Si Le Figaro a, lui, le mérite d'évoquer l'expression insoumise "un porte-voix pour les soutiens du génocide" dès le titre de son article sur le sujet, le reste du papier interroge tout autant. Les citations du chanteur sont sourcées "d'après ces élus", comme si leur existence était incertaine. Le conditionnel est même utilisé pour évoquer des paroles "qui lui auraient valu le soutien israélien d'Itamar Ben Gvir, actuel ministre de la Sécurité nationale, et partisan d’une riposte militaire intransigeante dans l'enclave palestinienne". Au-delà des euphémismes utilisés pour qualifier massacres, génocide et ministre d'extrême droite suprémaciste, difficile de comprendre ces précautions alors que le tweet du ministre ("Israël ❤️[emoji coeur] Eyal Golan") est toujours en ligne

Le Figaro écrit enfin que les députés LFI "vont jusqu'à qualifier Eyal Golan de «véritable porte-voix pour les soutiens du génocide»", comme si ces termes étaient excessifs et inappropriés. Nouvelle forme d'inversion dans laquelle la démarche insoumise est pointée du doigt quand les propos (bien réels et bien génocidaires) du chanteur israélien ne sont, eux, à aucun moment qualifiés ni pointés pour ce qu'ils sont.

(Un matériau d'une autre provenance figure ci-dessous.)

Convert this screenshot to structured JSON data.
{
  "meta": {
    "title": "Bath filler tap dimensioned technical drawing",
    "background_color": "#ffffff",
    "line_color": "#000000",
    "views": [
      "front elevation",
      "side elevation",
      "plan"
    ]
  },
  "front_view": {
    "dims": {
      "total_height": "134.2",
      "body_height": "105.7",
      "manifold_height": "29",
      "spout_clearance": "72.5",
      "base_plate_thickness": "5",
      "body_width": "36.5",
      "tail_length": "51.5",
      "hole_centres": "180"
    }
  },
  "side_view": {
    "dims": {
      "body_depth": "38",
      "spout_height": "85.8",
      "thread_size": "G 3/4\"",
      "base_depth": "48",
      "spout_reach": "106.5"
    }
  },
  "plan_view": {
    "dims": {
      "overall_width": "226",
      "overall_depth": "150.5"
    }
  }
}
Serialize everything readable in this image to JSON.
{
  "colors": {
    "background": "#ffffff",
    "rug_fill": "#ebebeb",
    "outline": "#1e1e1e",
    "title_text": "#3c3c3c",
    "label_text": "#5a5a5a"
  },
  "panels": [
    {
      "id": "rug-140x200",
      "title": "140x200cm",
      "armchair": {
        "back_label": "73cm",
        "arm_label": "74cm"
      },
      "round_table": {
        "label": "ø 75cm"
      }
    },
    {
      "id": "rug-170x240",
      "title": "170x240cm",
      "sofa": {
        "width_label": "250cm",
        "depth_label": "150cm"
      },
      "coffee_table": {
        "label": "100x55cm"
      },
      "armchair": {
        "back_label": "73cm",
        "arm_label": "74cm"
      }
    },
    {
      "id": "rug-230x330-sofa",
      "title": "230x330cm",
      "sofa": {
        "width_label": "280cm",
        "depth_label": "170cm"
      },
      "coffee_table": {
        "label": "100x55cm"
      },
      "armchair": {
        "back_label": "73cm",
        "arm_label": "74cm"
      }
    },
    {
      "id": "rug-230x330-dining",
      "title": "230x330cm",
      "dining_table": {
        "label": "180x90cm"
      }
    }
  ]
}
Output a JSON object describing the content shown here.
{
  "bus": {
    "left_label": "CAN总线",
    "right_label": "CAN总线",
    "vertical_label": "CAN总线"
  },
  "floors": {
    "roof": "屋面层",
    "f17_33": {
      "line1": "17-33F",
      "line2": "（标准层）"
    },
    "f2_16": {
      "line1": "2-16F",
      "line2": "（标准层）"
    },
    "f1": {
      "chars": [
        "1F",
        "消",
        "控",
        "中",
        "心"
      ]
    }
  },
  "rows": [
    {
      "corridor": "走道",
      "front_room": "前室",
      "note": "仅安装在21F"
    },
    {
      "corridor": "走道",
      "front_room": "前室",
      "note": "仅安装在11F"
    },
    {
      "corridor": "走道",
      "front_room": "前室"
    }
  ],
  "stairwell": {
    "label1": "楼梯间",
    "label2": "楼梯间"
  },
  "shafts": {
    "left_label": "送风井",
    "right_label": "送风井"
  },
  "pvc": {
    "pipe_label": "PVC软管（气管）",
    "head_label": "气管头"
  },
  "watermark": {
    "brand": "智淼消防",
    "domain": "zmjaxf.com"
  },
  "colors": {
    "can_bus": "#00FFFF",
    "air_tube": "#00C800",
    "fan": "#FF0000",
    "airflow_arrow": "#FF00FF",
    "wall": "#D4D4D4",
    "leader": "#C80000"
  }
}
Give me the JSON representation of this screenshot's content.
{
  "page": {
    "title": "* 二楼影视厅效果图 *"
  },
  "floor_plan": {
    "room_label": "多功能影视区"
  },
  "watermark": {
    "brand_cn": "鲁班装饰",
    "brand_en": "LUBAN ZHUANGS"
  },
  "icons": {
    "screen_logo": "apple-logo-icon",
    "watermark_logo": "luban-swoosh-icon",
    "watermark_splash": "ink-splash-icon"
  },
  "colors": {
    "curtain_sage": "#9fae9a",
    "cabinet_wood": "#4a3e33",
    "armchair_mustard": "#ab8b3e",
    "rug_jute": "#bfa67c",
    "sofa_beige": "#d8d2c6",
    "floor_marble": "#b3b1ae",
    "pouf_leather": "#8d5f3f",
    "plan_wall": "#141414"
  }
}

D'aucuns estimeront peut-être que l'on ergote. Mais le traitement médiatique de Gaza depuis 18 mois l'illustre chaque jour : les choix éditoriaux et partis-pris sémantiques, qui passent notamment par les choix de titrailles, sont essentiels. Reléguer en second plan le fait qu'une personnalité israélienne dit et redit qu'elle souhaite l'annihilation de tous les Palestiniens de Gaza, participe à banaliser de tels propos et à élargir la fenêtre d'Overton. À l'heure où la survie des Gazaoui.e.s est plus que jamais menacée, où MSF décrit la bande de Gaza comme une "fosse commune pour les Palestiniens et ceux qui leur viennent en aide", où les humanitaires et les journalistes sont délibérément ciblés par l'armée israélienne, euphémiser, invisibiliser ou reléguer en milieu de papier les propos génocidaires devient insupportable.